Nesse sentido, o workshop realizado nos dias 7 e 8 de novembro, em São Paulo, foi uma forma de convidar novos atores a participar dessa rede de aprendizado. Entre os objetivos do FIIMP 2 estão gerar mais conhecimento, agregar mais segurança para que fundações e institutos tenham um papel relevante no investimento social em negócios de impacto, ampliar a atuação para um contexto nacional, entre outros.

A ideia é que o novo grupo seja formado por trinta organizações novas, além de organizações de fomento e algumas participantes do FIIMP 1. Além dos objetivos citados acima, o grupo tem metas em conjunto como criar um fundo de pelo menos R$ 1, 8 milhões em dois anos, utilizar diferentes mecanismos de financiamento, apoiar a jornada do empreendedor e duplicar ou triplicar o número de parceiros intermediários.

“Nesse workshop realizado agora, nós definimos que dezessete intermediários vão receber uma carta convite. Aqueles que responderem participarão de um workshop em março de 2019, onde fecharemos seis ou nove intermediários que serão parceiros do FIIMP2. Esses intermediários são organizações que fazem trabalhos de fortalecimento de gestão desses negócios de impacto, processos popularmente chamados de aceleração e incubação, e fazem conexão com investidores”, explica Fábio.

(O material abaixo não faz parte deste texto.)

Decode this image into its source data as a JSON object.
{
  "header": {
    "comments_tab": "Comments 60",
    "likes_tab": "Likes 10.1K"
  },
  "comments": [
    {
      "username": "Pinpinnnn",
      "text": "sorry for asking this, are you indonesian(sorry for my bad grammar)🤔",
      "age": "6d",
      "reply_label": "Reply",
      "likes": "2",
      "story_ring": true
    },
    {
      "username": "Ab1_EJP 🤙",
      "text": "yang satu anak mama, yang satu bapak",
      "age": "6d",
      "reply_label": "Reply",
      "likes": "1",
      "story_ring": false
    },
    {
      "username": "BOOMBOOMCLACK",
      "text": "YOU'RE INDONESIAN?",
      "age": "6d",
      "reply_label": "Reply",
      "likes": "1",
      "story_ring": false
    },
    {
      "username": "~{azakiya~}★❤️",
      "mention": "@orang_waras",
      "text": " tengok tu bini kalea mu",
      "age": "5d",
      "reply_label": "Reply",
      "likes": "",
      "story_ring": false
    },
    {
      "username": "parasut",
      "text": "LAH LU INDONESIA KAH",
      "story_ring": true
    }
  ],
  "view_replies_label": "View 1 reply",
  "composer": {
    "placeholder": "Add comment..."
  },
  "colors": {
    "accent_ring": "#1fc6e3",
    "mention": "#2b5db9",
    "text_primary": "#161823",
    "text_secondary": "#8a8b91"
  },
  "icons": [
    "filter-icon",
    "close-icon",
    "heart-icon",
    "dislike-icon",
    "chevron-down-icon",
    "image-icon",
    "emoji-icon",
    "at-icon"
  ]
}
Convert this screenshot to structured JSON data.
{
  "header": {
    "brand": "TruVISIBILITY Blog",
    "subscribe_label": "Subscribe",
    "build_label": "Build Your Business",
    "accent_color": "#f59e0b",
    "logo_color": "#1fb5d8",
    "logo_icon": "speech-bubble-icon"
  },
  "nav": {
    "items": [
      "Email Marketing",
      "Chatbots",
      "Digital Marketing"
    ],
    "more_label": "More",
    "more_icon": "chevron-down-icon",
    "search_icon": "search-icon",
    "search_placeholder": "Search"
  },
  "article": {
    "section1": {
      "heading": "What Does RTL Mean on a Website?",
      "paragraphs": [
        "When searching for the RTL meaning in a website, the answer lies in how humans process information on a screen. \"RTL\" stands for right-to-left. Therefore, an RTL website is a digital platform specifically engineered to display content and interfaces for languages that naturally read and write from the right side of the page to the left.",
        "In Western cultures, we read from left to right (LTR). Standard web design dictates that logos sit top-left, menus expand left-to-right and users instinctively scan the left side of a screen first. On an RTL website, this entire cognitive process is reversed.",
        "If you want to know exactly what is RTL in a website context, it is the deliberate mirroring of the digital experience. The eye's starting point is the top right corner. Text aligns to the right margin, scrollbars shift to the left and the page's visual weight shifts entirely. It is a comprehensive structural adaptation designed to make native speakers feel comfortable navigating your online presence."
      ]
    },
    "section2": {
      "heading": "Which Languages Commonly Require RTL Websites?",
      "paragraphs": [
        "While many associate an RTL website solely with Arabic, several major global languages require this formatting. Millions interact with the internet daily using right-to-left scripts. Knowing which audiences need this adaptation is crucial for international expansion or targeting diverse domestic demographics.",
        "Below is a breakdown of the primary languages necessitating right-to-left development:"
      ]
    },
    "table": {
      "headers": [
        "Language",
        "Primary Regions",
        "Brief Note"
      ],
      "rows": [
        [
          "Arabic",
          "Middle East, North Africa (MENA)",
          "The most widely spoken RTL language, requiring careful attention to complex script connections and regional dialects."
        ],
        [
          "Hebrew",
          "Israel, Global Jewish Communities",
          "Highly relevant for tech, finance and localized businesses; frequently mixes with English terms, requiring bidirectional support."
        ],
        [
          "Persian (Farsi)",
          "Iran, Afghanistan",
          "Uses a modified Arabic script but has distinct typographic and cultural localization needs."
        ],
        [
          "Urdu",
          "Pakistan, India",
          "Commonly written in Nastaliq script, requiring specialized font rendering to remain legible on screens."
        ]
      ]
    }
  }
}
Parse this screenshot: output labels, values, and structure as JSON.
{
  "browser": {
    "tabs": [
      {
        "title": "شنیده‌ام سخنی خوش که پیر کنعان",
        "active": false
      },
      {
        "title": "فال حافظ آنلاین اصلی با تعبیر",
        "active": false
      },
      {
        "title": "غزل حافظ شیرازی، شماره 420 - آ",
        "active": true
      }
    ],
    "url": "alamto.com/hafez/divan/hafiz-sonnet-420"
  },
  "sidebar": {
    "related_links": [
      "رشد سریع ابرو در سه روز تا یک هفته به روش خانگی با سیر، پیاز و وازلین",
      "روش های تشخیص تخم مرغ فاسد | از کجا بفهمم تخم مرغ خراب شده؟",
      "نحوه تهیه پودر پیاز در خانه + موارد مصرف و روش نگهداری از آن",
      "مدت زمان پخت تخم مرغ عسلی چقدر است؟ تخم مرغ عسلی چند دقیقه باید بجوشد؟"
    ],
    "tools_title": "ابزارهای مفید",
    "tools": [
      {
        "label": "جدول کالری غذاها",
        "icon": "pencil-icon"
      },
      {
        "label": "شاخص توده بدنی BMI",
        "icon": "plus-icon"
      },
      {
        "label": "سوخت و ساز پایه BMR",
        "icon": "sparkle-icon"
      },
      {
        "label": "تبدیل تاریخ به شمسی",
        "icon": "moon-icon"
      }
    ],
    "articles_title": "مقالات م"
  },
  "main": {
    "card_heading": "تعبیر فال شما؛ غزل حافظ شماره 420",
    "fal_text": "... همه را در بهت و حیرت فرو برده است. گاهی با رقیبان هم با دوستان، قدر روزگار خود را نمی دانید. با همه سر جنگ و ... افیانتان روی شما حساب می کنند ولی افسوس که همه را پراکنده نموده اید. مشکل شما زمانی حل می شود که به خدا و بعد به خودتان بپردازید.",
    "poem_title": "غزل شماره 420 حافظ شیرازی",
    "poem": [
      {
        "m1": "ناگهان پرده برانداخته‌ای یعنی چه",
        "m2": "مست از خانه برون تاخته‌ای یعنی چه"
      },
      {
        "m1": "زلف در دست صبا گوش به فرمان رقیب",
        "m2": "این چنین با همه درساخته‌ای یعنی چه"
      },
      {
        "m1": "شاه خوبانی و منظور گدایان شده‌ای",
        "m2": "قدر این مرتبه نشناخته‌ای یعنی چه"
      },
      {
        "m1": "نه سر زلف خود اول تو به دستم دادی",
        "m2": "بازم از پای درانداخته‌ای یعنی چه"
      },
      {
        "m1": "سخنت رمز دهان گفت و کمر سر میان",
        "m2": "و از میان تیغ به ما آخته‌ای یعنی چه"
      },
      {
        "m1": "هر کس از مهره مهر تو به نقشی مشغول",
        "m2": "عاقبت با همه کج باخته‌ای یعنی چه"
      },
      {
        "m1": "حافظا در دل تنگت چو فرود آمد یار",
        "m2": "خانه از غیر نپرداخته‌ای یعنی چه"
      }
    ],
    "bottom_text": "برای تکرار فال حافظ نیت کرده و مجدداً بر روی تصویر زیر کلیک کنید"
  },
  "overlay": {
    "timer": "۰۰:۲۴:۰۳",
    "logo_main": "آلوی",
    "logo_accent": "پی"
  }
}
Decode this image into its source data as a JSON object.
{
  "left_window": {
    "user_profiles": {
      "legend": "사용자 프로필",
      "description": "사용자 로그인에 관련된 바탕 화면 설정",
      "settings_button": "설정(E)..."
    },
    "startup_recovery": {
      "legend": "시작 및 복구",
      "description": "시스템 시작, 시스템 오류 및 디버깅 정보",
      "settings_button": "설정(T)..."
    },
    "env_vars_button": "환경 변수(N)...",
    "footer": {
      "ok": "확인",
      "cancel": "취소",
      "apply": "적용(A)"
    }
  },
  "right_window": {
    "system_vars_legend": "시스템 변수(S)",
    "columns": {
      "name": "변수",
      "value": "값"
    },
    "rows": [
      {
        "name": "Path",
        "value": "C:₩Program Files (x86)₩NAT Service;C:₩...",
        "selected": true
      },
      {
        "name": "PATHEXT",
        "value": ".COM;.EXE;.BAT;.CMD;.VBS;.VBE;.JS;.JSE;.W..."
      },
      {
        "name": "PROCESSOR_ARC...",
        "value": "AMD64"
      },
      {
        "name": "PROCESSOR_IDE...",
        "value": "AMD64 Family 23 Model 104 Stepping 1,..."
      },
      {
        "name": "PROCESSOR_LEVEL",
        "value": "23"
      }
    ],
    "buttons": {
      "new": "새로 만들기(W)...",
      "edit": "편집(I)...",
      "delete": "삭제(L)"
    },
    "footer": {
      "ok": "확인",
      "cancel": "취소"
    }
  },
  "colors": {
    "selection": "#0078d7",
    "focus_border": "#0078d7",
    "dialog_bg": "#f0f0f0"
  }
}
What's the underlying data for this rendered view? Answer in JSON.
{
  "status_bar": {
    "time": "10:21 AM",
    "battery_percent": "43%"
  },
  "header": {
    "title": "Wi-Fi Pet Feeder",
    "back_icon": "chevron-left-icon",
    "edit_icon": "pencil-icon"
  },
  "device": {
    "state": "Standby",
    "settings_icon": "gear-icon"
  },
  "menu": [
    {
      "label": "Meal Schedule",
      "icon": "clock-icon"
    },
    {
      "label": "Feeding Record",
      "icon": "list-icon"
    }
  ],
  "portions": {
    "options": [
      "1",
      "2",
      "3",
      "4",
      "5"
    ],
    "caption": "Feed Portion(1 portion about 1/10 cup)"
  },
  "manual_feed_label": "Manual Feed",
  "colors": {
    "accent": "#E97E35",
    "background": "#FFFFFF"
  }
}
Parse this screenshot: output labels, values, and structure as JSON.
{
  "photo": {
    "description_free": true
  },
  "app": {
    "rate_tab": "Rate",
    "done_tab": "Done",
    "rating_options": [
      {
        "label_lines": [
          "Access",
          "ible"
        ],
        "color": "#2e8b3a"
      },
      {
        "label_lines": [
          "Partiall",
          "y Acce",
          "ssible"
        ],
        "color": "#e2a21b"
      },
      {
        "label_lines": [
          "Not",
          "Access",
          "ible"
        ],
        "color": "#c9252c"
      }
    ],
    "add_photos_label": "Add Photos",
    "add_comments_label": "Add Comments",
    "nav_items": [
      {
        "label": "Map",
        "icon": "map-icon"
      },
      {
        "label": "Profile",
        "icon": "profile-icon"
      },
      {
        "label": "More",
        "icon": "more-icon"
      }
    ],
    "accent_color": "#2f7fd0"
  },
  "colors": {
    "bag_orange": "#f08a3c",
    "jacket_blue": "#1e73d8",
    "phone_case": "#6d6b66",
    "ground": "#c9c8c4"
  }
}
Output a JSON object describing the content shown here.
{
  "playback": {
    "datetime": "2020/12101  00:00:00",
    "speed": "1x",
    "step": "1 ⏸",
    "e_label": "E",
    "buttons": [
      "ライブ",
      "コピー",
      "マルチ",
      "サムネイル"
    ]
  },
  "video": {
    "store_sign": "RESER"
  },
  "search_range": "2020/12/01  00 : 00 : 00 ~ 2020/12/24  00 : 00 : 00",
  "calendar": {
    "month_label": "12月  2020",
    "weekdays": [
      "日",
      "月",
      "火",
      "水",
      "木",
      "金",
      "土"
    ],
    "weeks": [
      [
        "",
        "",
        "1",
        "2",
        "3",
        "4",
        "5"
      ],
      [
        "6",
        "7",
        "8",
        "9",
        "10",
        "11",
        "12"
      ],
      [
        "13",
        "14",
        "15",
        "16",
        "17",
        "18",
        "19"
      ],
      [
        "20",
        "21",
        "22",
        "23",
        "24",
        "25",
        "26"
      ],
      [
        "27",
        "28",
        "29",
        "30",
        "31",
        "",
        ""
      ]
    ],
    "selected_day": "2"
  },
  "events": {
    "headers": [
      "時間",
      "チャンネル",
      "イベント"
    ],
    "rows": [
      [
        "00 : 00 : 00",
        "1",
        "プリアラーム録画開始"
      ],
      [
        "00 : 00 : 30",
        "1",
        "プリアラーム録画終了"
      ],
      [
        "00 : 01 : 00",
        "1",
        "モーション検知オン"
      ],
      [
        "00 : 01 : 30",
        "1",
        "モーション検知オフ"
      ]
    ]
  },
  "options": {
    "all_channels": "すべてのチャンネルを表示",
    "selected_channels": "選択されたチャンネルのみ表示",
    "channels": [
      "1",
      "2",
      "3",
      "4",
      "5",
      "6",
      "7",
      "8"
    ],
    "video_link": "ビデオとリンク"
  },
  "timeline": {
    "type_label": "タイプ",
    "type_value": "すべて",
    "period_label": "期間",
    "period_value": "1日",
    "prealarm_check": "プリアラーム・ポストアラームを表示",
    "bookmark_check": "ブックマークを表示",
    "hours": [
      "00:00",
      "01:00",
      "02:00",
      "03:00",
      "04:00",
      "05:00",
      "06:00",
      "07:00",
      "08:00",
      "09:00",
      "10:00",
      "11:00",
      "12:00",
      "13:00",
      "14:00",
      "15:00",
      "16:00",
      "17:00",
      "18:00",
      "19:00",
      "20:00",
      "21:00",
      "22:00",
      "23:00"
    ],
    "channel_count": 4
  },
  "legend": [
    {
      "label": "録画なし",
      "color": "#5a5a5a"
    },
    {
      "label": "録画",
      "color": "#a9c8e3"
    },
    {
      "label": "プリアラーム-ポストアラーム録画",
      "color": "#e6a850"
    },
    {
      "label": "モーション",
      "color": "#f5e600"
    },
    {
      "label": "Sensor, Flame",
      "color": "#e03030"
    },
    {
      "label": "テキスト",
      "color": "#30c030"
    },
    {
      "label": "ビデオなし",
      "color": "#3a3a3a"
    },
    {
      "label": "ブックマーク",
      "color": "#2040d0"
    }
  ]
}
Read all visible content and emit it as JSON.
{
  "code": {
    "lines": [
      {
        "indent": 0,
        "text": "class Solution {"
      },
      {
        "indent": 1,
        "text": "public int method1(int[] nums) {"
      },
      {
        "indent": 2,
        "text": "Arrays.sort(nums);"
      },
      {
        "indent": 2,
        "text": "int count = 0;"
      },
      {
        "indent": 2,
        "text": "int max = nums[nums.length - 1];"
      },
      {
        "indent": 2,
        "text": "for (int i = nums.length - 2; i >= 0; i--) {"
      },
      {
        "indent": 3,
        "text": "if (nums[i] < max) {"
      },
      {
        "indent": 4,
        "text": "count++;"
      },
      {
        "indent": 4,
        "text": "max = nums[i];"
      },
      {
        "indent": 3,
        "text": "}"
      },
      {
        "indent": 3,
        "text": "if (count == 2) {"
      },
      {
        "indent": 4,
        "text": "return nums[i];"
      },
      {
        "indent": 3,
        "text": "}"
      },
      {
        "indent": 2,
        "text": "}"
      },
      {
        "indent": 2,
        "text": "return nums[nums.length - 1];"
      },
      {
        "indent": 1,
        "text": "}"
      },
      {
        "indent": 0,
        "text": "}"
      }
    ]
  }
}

Essa é outra diferença entre o FIIMP 1 e 2. Enquanto no primeiro grupo todo o recurso levantado foi destinado ao apoio dos negócios, o segundo optou por destinar parte do recurso aos intermediários, como forma de apoio institucional destinado ao seu fortalecimento, e a outra parte aos negócios de impacto que serão apoiados.

Para alcançar essas metas serão necessários alguns compromissos individuais de cada empresa que desejar fazer parte do FIIMP 2. Um deles é o investimento de R$ 60 mil dividido entre 2019 e 2020.

Inscrições

Para que cada vez mais institutos e fundações tenham familiaridade com o tema de negócios de impacto e a forma de realizar investimentos, Fábio destaca a importância de participação no FIIMP2. “Essa é uma oportunidade bem interessante de reforçar a perspectiva do coinvestimento, da atuação em rede e da colaboração entre as fundações, com algumas mais à frente do tema e outras se apropriando. Nós vemos que precisamos de mais atores, institutos e fundações nesse barco porque há muitos desafios para serem trabalhados no tema de negócios de impacto”.

Algumas organizações que participaram do FIIMP 1 já demonstraram interesse em participar dessa segunda rodada de aprendizado e investimento. Entretanto, Fábio e Márcia, representantes de duas organizações que participam do Grupo de Trabalho de coordenação da iniciativa, ressaltam que novas interessadas podem e devem se manifestar.